It’s early days in this work and some fundamental questions remain. TLS imposes a significant incremental load on the DNS as compared to unencrypted UDP, and while client-to-recursive associations are ’sticky’ in so far as a TLS connection can be used for many queries, the recursive-to-authoritative association is not so sticky, so the likelihood that a TLS session would be used for just a single query in this context is very high. If the zone is DNSSEC-signed, then the incremental benefit of Authenticated ADoT over and above channel encryption with unauthenticated ADoT looks marginal at best. If the zone is not signed, then the value of talking to the ‘right’ server is far more important, but to secure this association then, it is necessary for the name server credentials to be secured with DNSSEC in any case. Rinse and repeat. Or just use DNSSEC!

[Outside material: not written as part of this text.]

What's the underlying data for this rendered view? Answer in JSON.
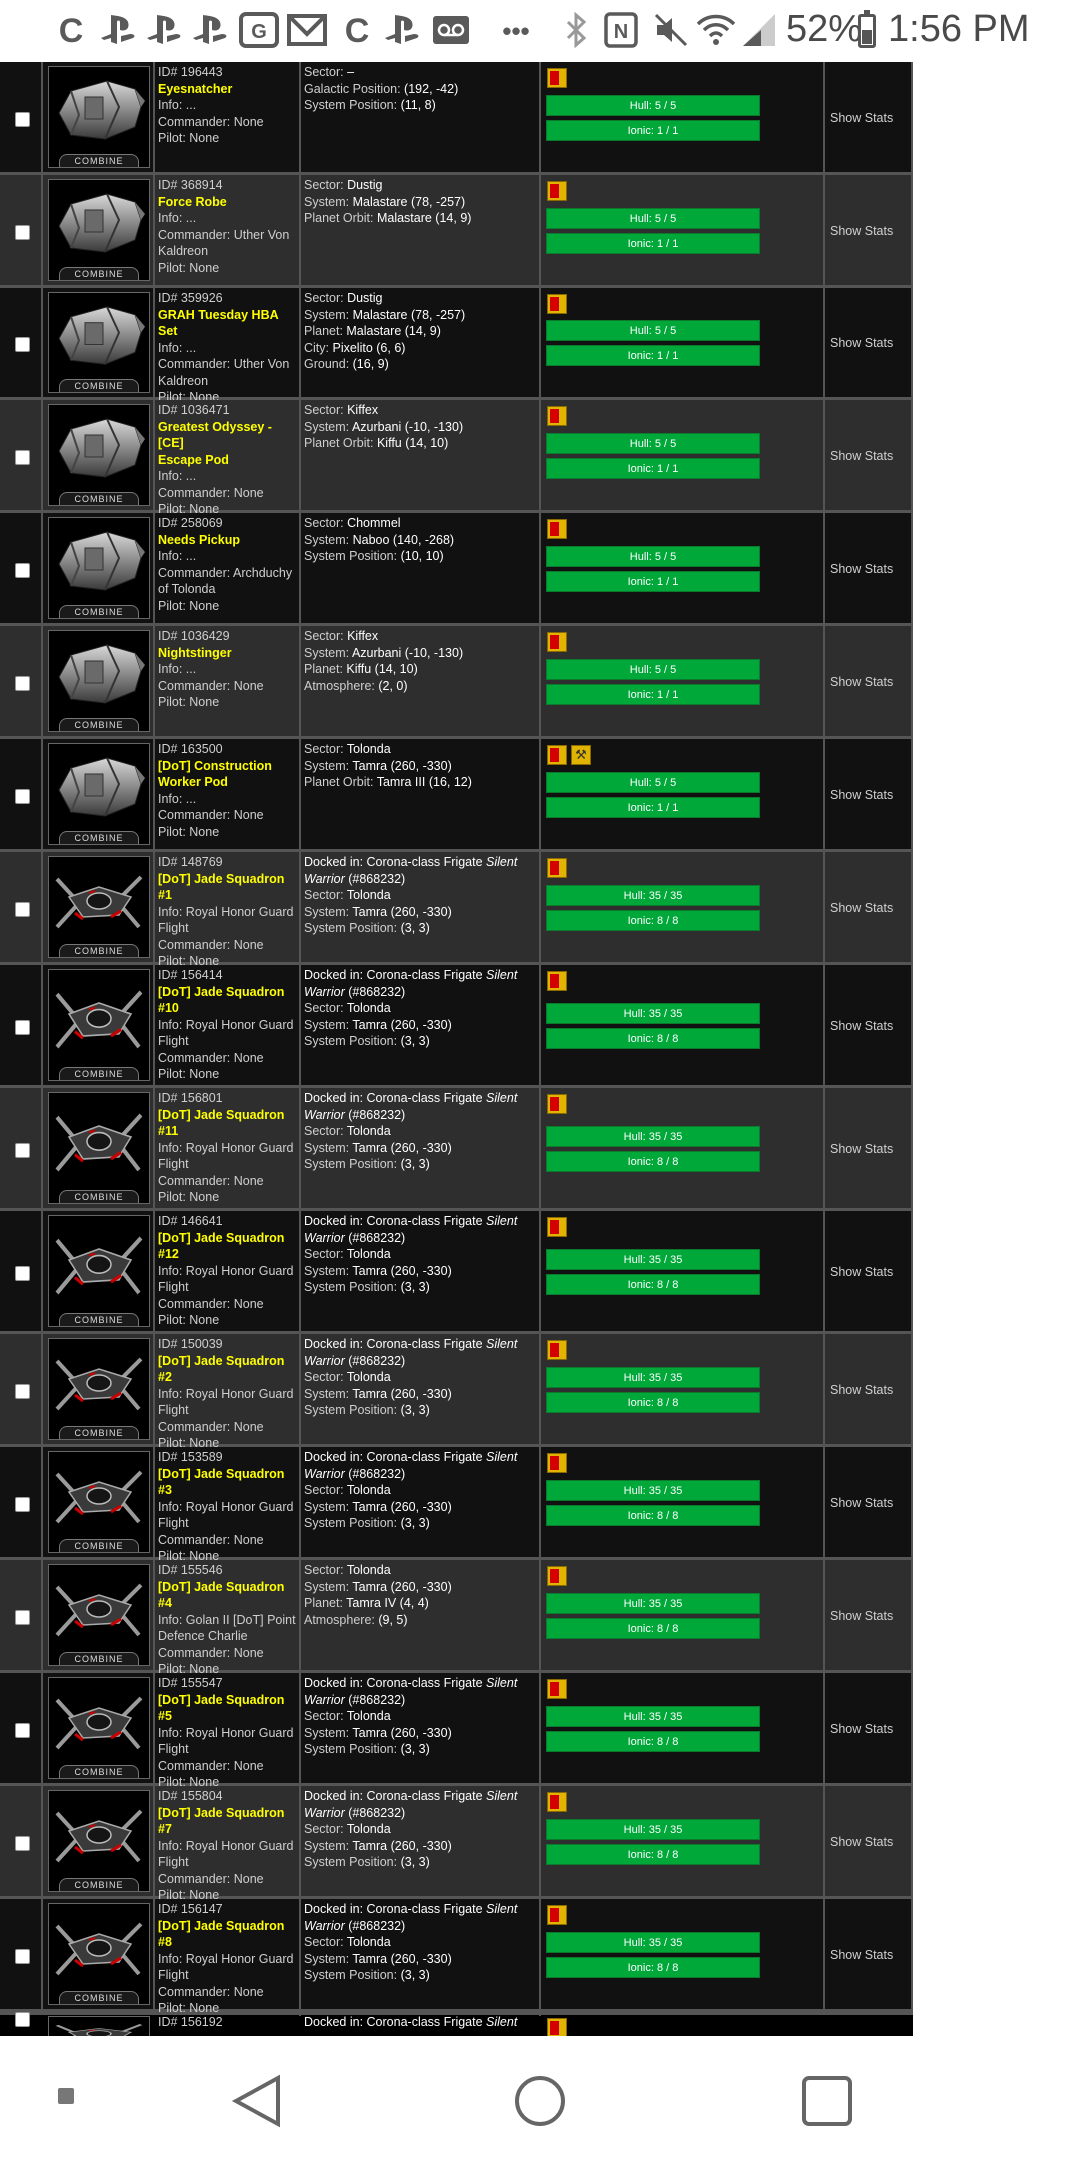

If the TLS overhead is so high then perhaps the server would like to only use Authenticated ADoT with certain clients, in which case the case for mutual authentication is stronger. In any case, it must be stressed that even authenticated ADoT is not a substitute for DNSSEC signing. They address different aspects of DNS security and privacy, and they are not mutually substitutable.

However, there is an issue with the IETF that is exposed in this work. The ADD group has been working on service bindings for DNS to signal the supported set of secure transports for a DNS server. The DNS Privacy Working Group is working on this topic. And now there is DANCE, attempting to apply DANE for network client authentication. And there’s DNSOP of course. One should never underestimate the potential for the IETF to solve the same problem thirty times in thirty different ways. Just think ‘IPv6 Transition Mechanisms’ to understand just how well the IETF can explore and standardize every possible option, to the inevitable confusion of all!

DNS privacy — DPRIVE

The topic of Authenticated ADoT is a common topic in DNSOP and the DPRIVE Working Groups, so it makes some sense to now turn our attention to the DRPIVE Working Group at IETF 112.

RIP DNS over DTLS

There was a time when folk gave presentations on a protocol called DTLS, or datagram TLS. This was a proposal to use TLS over UDP rather than TCP. DTLS had its problems, not the least of which was a comprehensive intolerance of IP fragmentation, so somehow the TLS material had to be crammed into unfragmented UDP packets. While the protocol was written up as an RFC (RFC 7350), and there were optimistic presentations that proposed DNS over DTLS as a means of performing DNS over encrypted sessions without the overheads of TCP, the reality was far more mundane as there were no known working implementations of DNS over DTLS.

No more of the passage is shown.